Muñoz lacked political ambition, even rejecting the crown of Ecuador, which the authorities of that country intended to establish. Together with his brothers the 2nd Count of Retamoso and the 1st Marquis of Remisa – father-in-law of his brother Jesús – he managed to do business with the Rothschild family, the Laffitte banking family and the 1st Marquis of Salamanca.

Patronage

The Duke of Riánsares naturally assumed his role as patron and paid Fortuny a lifetime pension. In addition, the art collections of the Duke of Riánsares and his brothers, the Count of Retamoso and the Marquis of Remisa, are defined by Pascual. Madoz and in them numerous classical painters are represented such as Velázquez, Murillo, Zurbarán, Tiépolo, Lucas Jordán, Tintoretto or Goya.

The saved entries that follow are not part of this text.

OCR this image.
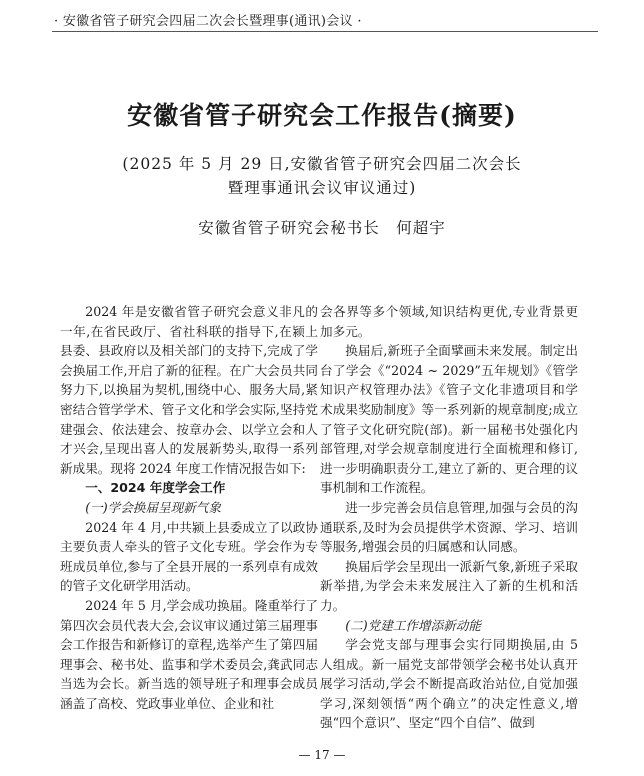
· 安徽省管子研究会四届二次会长暨理事(通讯)会议 ·
安徽省管子研究会工作报告(摘要)
(2025 年 5 月 29 日,安徽省管子研究会四届二次会长
暨理事通讯会议审议通过)
安徽省管子研究会秘书长　何超宇

2024 年是安徽省管子研究会意义非凡的一年,在省民政厅、省社科联的指导下,在颍上县委、县政府以及相关部门的支持下,完成了学会换届工作,开启了新的征程。在广大会员共同努力下,以换届为契机,围绕中心、服务大局,紧密结合管学学术、管子文化和学会实际,坚持党建强会、依法建会、按章办会、以学立会和人才兴会,呈现出喜人的发展新势头,取得一系列新成果。现将 2024 年度工作情况报告如下:

一、2024 年度学会工作

(一)学会换届呈现新气象

2024 年 4 月,中共颍上县委成立了以政协主要负责人牵头的管子文化专班。学会作为专班成员单位,参与了全县开展的一系列卓有成效的管子文化研学用活动。

2024 年 5 月,学会成功换届。隆重举行了第四次会员代表大会,会议审议通过第三届理事会工作报告和新修订的章程,选举产生了第四届理事会、秘书处、监事和学术委员会,龚武同志当选为会长。新当选的领导班子和理事会成员涵盖了高校、党政事业单位、企业和社

会各界等多个领域,知识结构更优,专业背景更加多元。

换届后,新班子全面擘画未来发展。制定出台了学会《“2024 ~ 2029”五年规划》《管学知识产权管理办法》《管子文化非遗项目和学术成果奖励制度》等一系列新的规章制度;成立了管子文化研究院(部)。新一届秘书处强化内部管理,对学会规章制度进行全面梳理和修订,进一步明确职责分工,建立了新的、更合理的议事机制和工作流程。

进一步完善会员信息管理,加强与会员的沟通联系,及时为会员提供学术资源、学习、培训等服务,增强会员的归属感和认同感。

换届后学会呈现出一派新气象,新班子采取新举措,为学会未来发展注入了新的生机和活力。

(二)党建工作增添新动能

学会党支部与理事会实行同期换届,由 5 人组成。新一届党支部带领学会秘书处认真开展学习活动,学会不断提高政治站位,自觉加强学习,深刻领悟“两个确立”的决定性意义,增强“四个意识”、坚定“四个自信”、做到

— 17 —
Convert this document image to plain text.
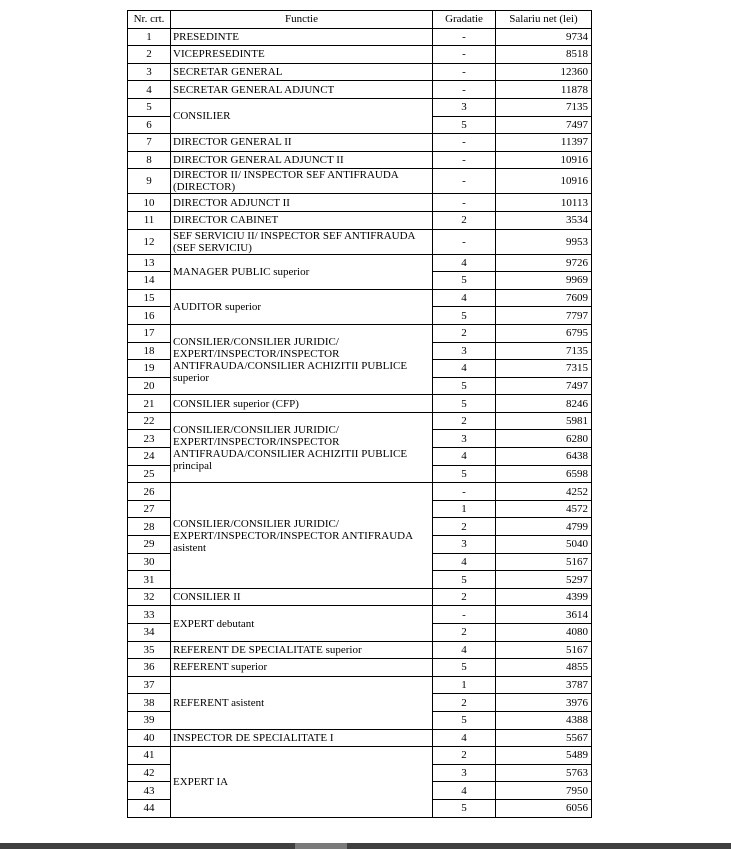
Nr. crt.	Functie	Gradatie	Salariu net (lei)
1	PRESEDINTE	-	9734
2	VICEPRESEDINTE	-	8518
3	SECRETAR GENERAL	-	12360
4	SECRETAR GENERAL ADJUNCT	-	11878
5	CONSILIER	3	7135
6		5	7497
7	DIRECTOR GENERAL II	-	11397
8	DIRECTOR GENERAL ADJUNCT II	-	10916
9	DIRECTOR II/ INSPECTOR SEF ANTIFRAUDA (DIRECTOR)	-	10916
10	DIRECTOR ADJUNCT II	-	10113
11	DIRECTOR CABINET	2	3534
12	SEF SERVICIU II/ INSPECTOR SEF ANTIFRAUDA (SEF SERVICIU)	-	9953
13	MANAGER PUBLIC superior	4	9726
14		5	9969
15	AUDITOR superior	4	7609
16		5	7797
17	CONSILIER/CONSILIER JURIDIC/ EXPERT/INSPECTOR/INSPECTOR ANTIFRAUDA/CONSILIER ACHIZITII PUBLICE superior	2	6795
18		3	7135
19		4	7315
20		5	7497
21	CONSILIER superior (CFP)	5	8246
22	CONSILIER/CONSILIER JURIDIC/ EXPERT/INSPECTOR/INSPECTOR ANTIFRAUDA/CONSILIER ACHIZITII PUBLICE principal	2	5981
23		3	6280
24		4	6438
25		5	6598
26	CONSILIER/CONSILIER JURIDIC/ EXPERT/INSPECTOR/INSPECTOR ANTIFRAUDA asistent	-	4252
27		1	4572
28		2	4799
29		3	5040
30		4	5167
31		5	5297
32	CONSILIER II	2	4399
33	EXPERT debutant	-	3614
34		2	4080
35	REFERENT DE SPECIALITATE superior	4	5167
36	REFERENT superior	5	4855
37	REFERENT asistent	1	3787
38		2	3976
39		5	4388
40	INSPECTOR DE SPECIALITATE I	4	5567
41	EXPERT IA	2	5489
42		3	5763
43		4	7950
44		5	6056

There are several buildings that have survived to this day, ordered to be built by the Duke of Riánsares and his wife as well as by various members of his family that constitute a very representative legacy of romantic nineteenth-century civil architecture. He was host to Alexandre Dumas in 1846, as the French writer tells in From Paris to Cádiz.

Exile

He had to go into exile with his wife, the queen mother. He died five years before Maria Cristina in her home of exile in Le Havre. He is buried in the Sanctuary of Our Lady of Riánsares, in Tarancón along with his deceased infant nephews, the Muñoz Remisas.